Judge Andrews strikes inequitable conduct and unclean hands defenses against prosecuting attorneys, but allows them to proceed against inventors

In EMC Corp., et al. v. Pure Storage, Inc., C.A. No. 13-1985-RGA (D. Del. Nov. 5, 2014), Judge Richard G. Andrews recently struck affirmative defenses of inequitable conduct and unclean hands against prosecuting attorneys of one of the patents-in-suit, but denied plaintiffs’ motion to strike these defenses against the inventors of this patent.  Defendant alleged that the patent’s inventors and two prosecuting attorneys failed to disclose a certain prior art patent to the PTO with the intent to deceive.  The focus of plaintiffs’ motion was on what defendant had alleged with respect to intent to deceive.

The Court first held that the prosecuting attorneys’ appointment of power of attorney for the prosecution of the patent (along with five other lawyers) was insufficient to show their “substantial[] involve[ment]” in the prosecution of that patent, nor was this fact sufficient to adequately plead an intent to deceive by these individuals.  Id. at 3.
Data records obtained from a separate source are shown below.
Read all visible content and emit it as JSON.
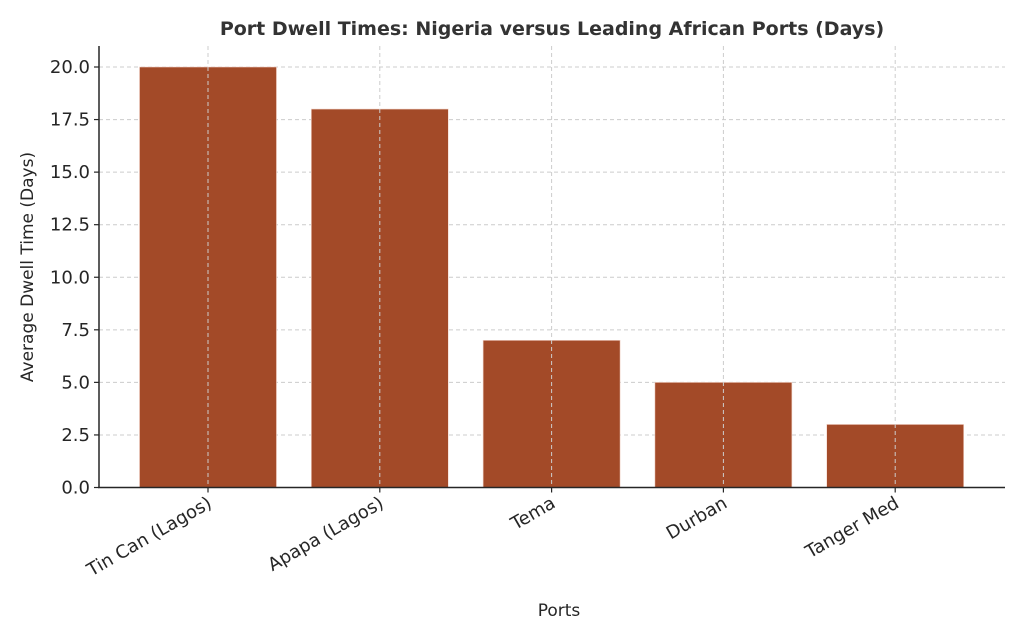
{
  "chart": {
    "title": "Port Dwell Times: Nigeria versus Leading African Ports (Days)",
    "xlabel": "Ports",
    "ylabel": "Average Dwell Time (Days)",
    "bar_color": "#a34a28",
    "grid_color": "#cccccc",
    "axis_color": "#262626"
  },
  "chart_data": {
    "type": "bar",
    "title": "Port Dwell Times: Nigeria versus Leading African Ports (Days)",
    "xlabel": "Ports",
    "ylabel": "Average Dwell Time (Days)",
    "categories": [
      "Tin Can (Lagos)",
      "Apapa (Lagos)",
      "Tema",
      "Durban",
      "Tanger Med"
    ],
    "values": [
      20,
      18,
      7,
      5,
      3
    ],
    "ylim": [
      0,
      21
    ],
    "yticks": [
      "0.0",
      "2.5",
      "5.0",
      "7.5",
      "10.0",
      "12.5",
      "15.0",
      "17.5",
      "20.0"
    ],
    "ytick_values": [
      0,
      2.5,
      5,
      7.5,
      10,
      12.5,
      15,
      17.5,
      20
    ],
    "grid": true,
    "grid_style": "dashed",
    "legend": null,
    "xtick_rotation": 30
  }
}
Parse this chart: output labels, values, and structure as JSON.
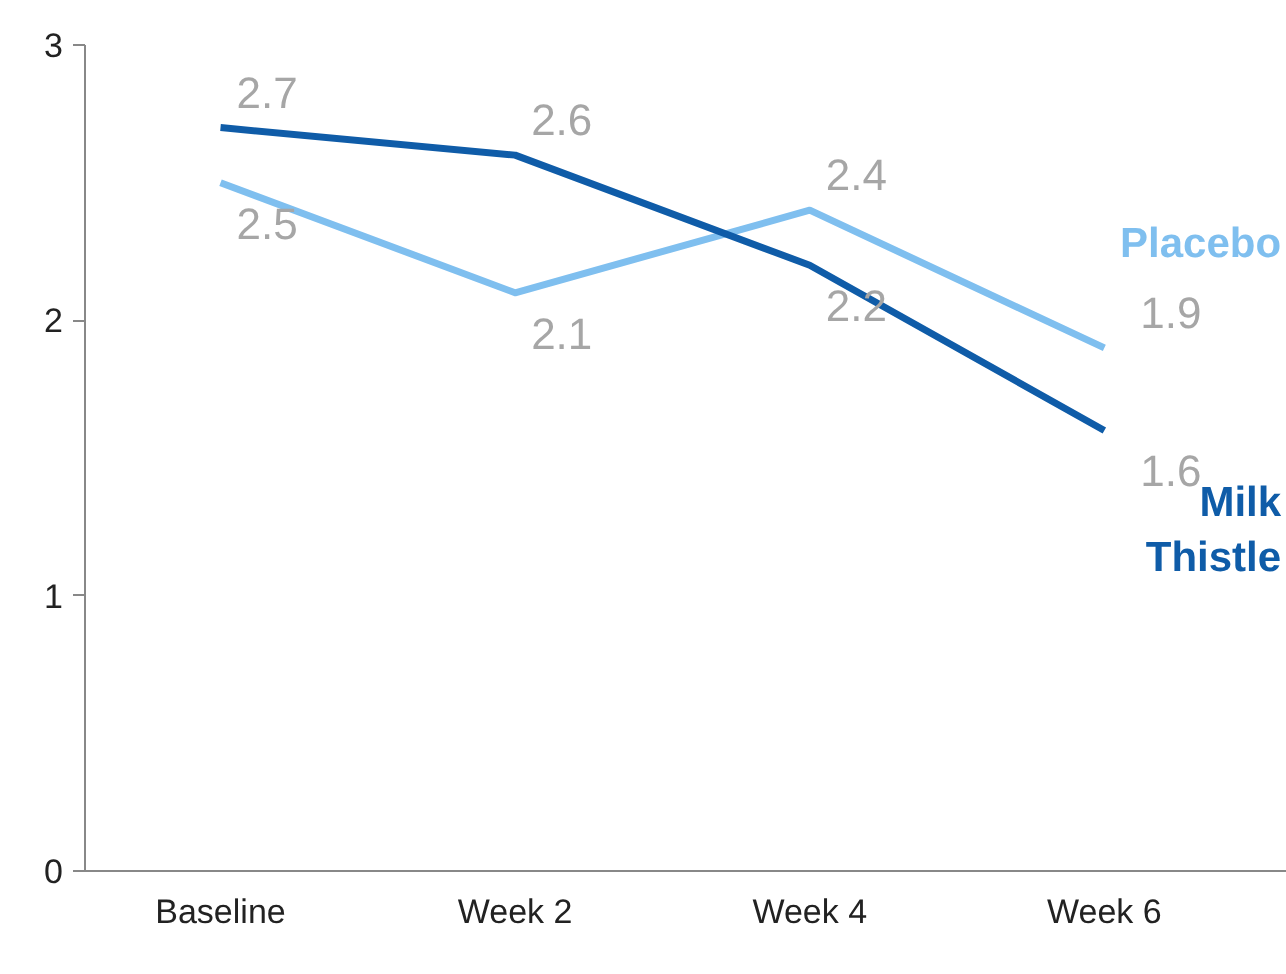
{
  "chart_data": {
    "type": "line",
    "categories": [
      "Baseline",
      "Week 2",
      "Week 4",
      "Week 6"
    ],
    "series": [
      {
        "name": "Placebo",
        "color": "#7fbfef",
        "values": [
          2.5,
          2.1,
          2.4,
          1.9
        ]
      },
      {
        "name": "Milk Thistle",
        "color": "#0f5ca8",
        "values": [
          2.7,
          2.6,
          2.2,
          1.6
        ]
      }
    ],
    "ylim": [
      0,
      3
    ],
    "yticks": [
      0,
      1,
      2,
      3
    ],
    "grid": false,
    "legend": false,
    "marker": "none",
    "line_style": "solid",
    "data_labels": true
  }
}
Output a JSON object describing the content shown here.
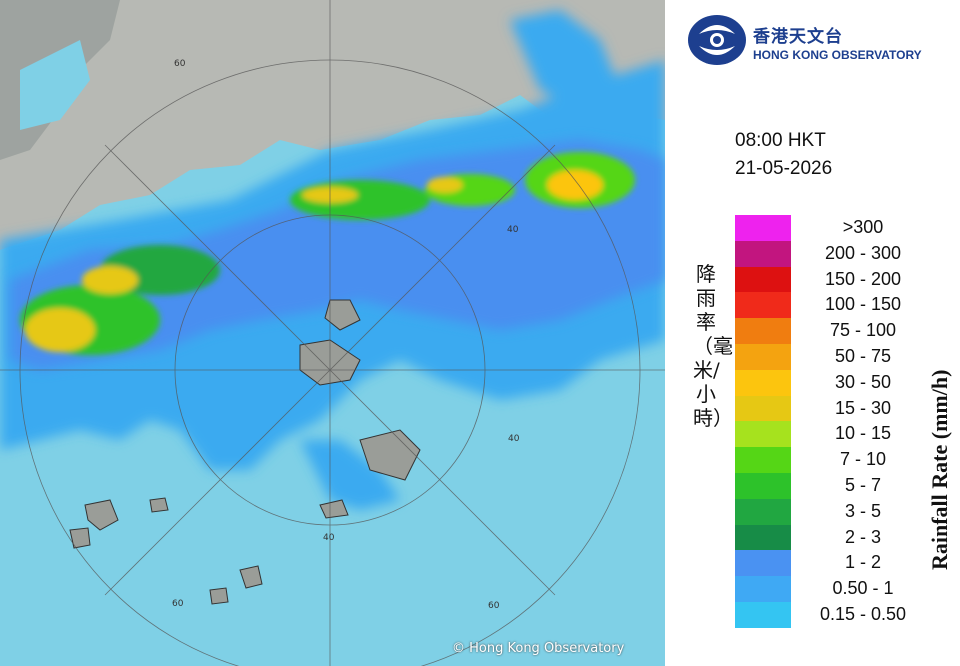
{
  "header": {
    "logo_zh": "香港天文台",
    "logo_en": "HONG KONG OBSERVATORY",
    "time": "08:00 HKT",
    "date": "21-05-2026"
  },
  "legend": {
    "title_en": "Rainfall Rate (mm/h)",
    "title_zh": "降雨率（毫米/小時）",
    "levels": [
      {
        "label": ">300",
        "color": "#ee22ee"
      },
      {
        "label": "200 - 300",
        "color": "#c2157f"
      },
      {
        "label": "150 - 200",
        "color": "#dd1111"
      },
      {
        "label": "100 - 150",
        "color": "#f02a1a"
      },
      {
        "label": "75 - 100",
        "color": "#f07d10"
      },
      {
        "label": "50 - 75",
        "color": "#f4a310"
      },
      {
        "label": "30 - 50",
        "color": "#fcc50e"
      },
      {
        "label": "15 - 30",
        "color": "#e6c814"
      },
      {
        "label": "10 - 15",
        "color": "#a6e21e"
      },
      {
        "label": "7 - 10",
        "color": "#55d616"
      },
      {
        "label": "5 - 7",
        "color": "#2dc22a"
      },
      {
        "label": "3 - 5",
        "color": "#21a741"
      },
      {
        "label": "2 - 3",
        "color": "#178c47"
      },
      {
        "label": "1 - 2",
        "color": "#4a92f2"
      },
      {
        "label": "0.50 - 1",
        "color": "#3fa9f4"
      },
      {
        "label": "0.15 - 0.50",
        "color": "#34c5f2"
      }
    ]
  },
  "map": {
    "range_ring_labels": [
      "40",
      "40",
      "40",
      "60",
      "60",
      "60"
    ],
    "copyright": "© Hong Kong Observatory",
    "sea_color": "#7fd0e6",
    "land_color": "#b7b9b4"
  }
}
However, as to the patent’s inventors, the Court denied the motion to strike these defenses, finding that the allegations were sufficient.  Defendant had alleged that the inventors of the patent not disclosed to the PTO were colleagues of the inventors of the patent-in-suit and that both “sets of inventors worked on the same family of products at the same company.”  Id. at 4.  Furthermore, defendant also alleged that the patent-in-suit’s inventors were familiar with and cited other works by at least one of the prior art patent’s inventors.  Id. As a result, the Court granted the motion to strike in part and denied it in part.

In the Order, the Court also clarified that the legal standard for intent to deceive at the pleading stage was governed by Exergen Corp. v. Wal-Mart Stores, Inc., 575 F. 3d 1213 (Fed. Cir. 2009) rather than the higher standard articulated at a bench trial in Therasense, Inc. v. Becton, Dickinson Co., 649 F.3d 1276 (Fed. Cir. 2011).  Plaintiff had cited Therasense for the legal standard.   Id. at 2 n.2.